Looking back on them now, though, the evening’s problems don’t seem like such a big deal. The reasons all derive from a simple general truth: Hair isn’t a musical that’s meant to be seen and heard like other musicals; it’s meant to be experienced. The Delacorte turns out to be perfectly suited to the energy of this latter-day Happening, and energy turns out to be the show’s great saving grace. “I got life!” sings Claude as, behind him, the other actors jump up and down with their arms in the air and shout “Life!” half a dozen times. Who could resist this?

It may be that the exuberant youngsters trudge offstage and puff their cigarettes and bitch about the size of their dressing rooms, but I doubt it: They radiate an infectious delight at being up there. It helps that the enthusiasm is backed up by the super-charisma of Jonathan Groff, who plays Claude; the potent, lively voice of Patina Renea Miller, whose raucous lead vocal for “White Boys” ought to put her on the road to stardom; and the glow that emanates from Allison Case, whose fair skin, red, red hair, and sunny personality—imagine Laura Linney’s yearbook picture bursting into song—embody the spirit of the flower child in even purer form than the show.

On the night that I partook of The Hair Experience, the show benefited from another delightful surprise. No sooner had Kacie Sheik started the song “Air” by turning to the heavens and singing “Welcome sulfur dioxide,” than the heavens responded with a pelting rainstorm. Actors ran for cover; audience members ran for cover.

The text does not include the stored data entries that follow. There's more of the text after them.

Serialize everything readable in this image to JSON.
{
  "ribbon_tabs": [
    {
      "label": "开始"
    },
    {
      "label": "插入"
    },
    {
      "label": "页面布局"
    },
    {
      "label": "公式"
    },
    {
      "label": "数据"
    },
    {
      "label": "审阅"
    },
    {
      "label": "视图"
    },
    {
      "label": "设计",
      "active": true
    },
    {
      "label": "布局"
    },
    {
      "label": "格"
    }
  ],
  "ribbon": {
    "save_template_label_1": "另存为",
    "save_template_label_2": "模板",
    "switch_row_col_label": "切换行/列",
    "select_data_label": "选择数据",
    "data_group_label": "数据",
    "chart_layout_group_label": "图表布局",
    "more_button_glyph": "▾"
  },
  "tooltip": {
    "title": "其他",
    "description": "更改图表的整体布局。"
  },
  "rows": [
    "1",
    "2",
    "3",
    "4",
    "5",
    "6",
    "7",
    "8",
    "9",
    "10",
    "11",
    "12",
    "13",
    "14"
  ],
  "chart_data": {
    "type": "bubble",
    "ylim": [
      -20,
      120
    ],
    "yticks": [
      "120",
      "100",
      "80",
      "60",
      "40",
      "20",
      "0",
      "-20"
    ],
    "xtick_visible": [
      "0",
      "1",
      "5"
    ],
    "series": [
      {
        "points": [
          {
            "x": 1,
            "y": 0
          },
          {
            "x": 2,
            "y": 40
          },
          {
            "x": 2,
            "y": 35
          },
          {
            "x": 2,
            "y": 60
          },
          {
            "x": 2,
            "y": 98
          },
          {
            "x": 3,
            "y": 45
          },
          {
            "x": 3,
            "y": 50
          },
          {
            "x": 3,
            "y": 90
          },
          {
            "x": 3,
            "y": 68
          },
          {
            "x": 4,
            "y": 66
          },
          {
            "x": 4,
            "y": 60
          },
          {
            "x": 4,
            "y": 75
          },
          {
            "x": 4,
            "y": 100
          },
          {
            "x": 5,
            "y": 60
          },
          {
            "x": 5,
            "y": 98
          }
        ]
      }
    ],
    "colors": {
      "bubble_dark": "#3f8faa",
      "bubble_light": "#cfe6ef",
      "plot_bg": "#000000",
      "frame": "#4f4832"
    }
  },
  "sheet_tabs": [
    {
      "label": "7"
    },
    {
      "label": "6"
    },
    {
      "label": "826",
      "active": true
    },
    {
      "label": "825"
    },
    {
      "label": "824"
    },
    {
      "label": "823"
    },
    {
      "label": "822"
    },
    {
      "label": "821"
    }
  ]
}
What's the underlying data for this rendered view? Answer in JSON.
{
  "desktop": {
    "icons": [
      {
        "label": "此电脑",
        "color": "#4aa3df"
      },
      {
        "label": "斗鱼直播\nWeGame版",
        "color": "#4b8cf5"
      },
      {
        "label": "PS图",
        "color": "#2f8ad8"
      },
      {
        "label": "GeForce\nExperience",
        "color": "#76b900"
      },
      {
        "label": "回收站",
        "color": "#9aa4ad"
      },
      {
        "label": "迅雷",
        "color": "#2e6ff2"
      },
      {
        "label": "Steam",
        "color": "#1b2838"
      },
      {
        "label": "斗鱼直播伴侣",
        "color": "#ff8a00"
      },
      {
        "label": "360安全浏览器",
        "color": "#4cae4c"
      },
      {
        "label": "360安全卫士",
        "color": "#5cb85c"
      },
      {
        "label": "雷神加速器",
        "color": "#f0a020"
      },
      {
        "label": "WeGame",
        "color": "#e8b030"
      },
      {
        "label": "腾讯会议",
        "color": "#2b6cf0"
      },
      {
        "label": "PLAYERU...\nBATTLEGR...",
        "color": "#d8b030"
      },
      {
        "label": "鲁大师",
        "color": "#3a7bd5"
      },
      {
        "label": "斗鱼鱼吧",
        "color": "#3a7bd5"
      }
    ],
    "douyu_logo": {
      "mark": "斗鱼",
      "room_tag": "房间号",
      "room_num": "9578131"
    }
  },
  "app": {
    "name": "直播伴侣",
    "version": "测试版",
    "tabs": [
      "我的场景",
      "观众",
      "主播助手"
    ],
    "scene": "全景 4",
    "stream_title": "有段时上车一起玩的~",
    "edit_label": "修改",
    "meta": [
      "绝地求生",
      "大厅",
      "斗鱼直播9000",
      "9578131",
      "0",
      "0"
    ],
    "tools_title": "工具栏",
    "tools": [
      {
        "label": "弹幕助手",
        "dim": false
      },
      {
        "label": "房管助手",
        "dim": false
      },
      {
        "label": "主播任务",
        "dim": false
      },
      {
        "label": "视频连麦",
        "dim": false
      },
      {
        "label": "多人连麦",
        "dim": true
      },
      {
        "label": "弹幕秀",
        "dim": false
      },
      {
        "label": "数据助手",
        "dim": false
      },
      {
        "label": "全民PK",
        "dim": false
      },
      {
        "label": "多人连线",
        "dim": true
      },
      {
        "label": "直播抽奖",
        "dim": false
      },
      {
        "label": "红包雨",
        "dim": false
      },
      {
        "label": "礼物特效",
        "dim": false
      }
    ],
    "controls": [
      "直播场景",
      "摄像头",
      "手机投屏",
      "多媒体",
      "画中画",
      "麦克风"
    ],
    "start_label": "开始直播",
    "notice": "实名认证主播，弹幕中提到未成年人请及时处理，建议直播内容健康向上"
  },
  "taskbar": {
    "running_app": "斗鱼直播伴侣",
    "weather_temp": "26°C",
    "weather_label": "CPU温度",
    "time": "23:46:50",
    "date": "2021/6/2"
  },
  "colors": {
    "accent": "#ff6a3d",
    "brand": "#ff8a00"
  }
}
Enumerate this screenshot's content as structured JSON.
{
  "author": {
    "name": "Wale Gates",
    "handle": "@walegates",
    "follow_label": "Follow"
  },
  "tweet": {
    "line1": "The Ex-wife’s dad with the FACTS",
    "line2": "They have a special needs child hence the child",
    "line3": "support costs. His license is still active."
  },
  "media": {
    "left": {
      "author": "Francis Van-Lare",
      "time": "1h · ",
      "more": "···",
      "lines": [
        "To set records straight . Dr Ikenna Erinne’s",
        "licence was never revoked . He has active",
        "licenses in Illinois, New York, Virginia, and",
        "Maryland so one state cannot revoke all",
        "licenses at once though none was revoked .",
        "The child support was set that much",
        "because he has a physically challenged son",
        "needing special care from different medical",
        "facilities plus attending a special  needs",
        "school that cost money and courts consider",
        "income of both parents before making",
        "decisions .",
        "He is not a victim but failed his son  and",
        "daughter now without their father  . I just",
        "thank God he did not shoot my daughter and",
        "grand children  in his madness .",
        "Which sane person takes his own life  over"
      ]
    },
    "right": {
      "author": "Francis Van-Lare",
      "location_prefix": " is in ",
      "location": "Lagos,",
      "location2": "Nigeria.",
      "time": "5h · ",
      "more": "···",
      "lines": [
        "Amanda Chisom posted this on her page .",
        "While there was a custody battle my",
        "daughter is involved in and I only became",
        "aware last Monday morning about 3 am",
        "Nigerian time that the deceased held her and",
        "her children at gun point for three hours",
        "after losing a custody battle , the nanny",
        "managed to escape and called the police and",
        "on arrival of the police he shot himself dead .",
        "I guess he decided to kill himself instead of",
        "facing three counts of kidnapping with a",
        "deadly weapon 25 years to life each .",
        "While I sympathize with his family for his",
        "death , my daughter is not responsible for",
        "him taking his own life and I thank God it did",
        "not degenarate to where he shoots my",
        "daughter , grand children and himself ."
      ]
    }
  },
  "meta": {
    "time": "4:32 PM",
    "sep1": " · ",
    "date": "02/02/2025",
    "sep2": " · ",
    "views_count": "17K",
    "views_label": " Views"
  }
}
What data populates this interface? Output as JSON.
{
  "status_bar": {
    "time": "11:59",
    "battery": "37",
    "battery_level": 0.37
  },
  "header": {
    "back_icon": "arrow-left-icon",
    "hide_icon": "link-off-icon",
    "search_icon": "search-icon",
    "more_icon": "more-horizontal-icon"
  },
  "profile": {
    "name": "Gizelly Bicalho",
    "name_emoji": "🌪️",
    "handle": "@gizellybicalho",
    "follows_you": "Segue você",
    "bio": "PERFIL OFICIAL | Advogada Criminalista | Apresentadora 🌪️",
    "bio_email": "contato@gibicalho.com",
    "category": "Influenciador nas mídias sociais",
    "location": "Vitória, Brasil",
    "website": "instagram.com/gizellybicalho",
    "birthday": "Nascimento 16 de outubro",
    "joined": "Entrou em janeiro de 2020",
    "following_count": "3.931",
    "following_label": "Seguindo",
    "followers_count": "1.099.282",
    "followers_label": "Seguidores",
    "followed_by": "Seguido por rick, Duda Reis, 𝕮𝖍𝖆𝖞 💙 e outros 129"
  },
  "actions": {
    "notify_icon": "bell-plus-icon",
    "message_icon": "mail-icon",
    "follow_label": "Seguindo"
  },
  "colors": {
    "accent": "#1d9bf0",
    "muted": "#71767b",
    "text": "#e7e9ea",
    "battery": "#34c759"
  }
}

When the storm passed, the band noodled away (complete with a ferocious rhythm section that did wonderful things to Galt MacDermot’s music all night) as the crew frantically tried to reset the stage. But you can only blot dry so much Astroturf. And so the Delacorte, as it has done so many times in the past, helped its audience forge an iron bond with the actors. We knew that their jeans were just as wet as ours.

What I’ll not soon forget about the evening—and what is, in the end, the ultimate tribute to the way the Public handled this beautiful, inane show—is how completely it let Hair do what only Hair can do. At the curtain call, the audience jumped onstage and danced with the cast. I don’t mean a few brave souls—I mean people streamed up the aisles until they filled the vast Delacorte stage and still kept coming.

Can you spot the captivating twist here? A musical written to capture the joy, heart, and esprit de corps of a community 41 years ago became, however briefly, an engine for creating the same sort of community right now. As the band tore into the fourth or fifth sing-along chorus of “Let the Sunshine In,” you knew everybody else was feeling it with you, some kind of crazy magic in the air.

Hair
Book and lyrics by Gerome Ragni and James Rado.
The Delacorte Theatre. Through August 31.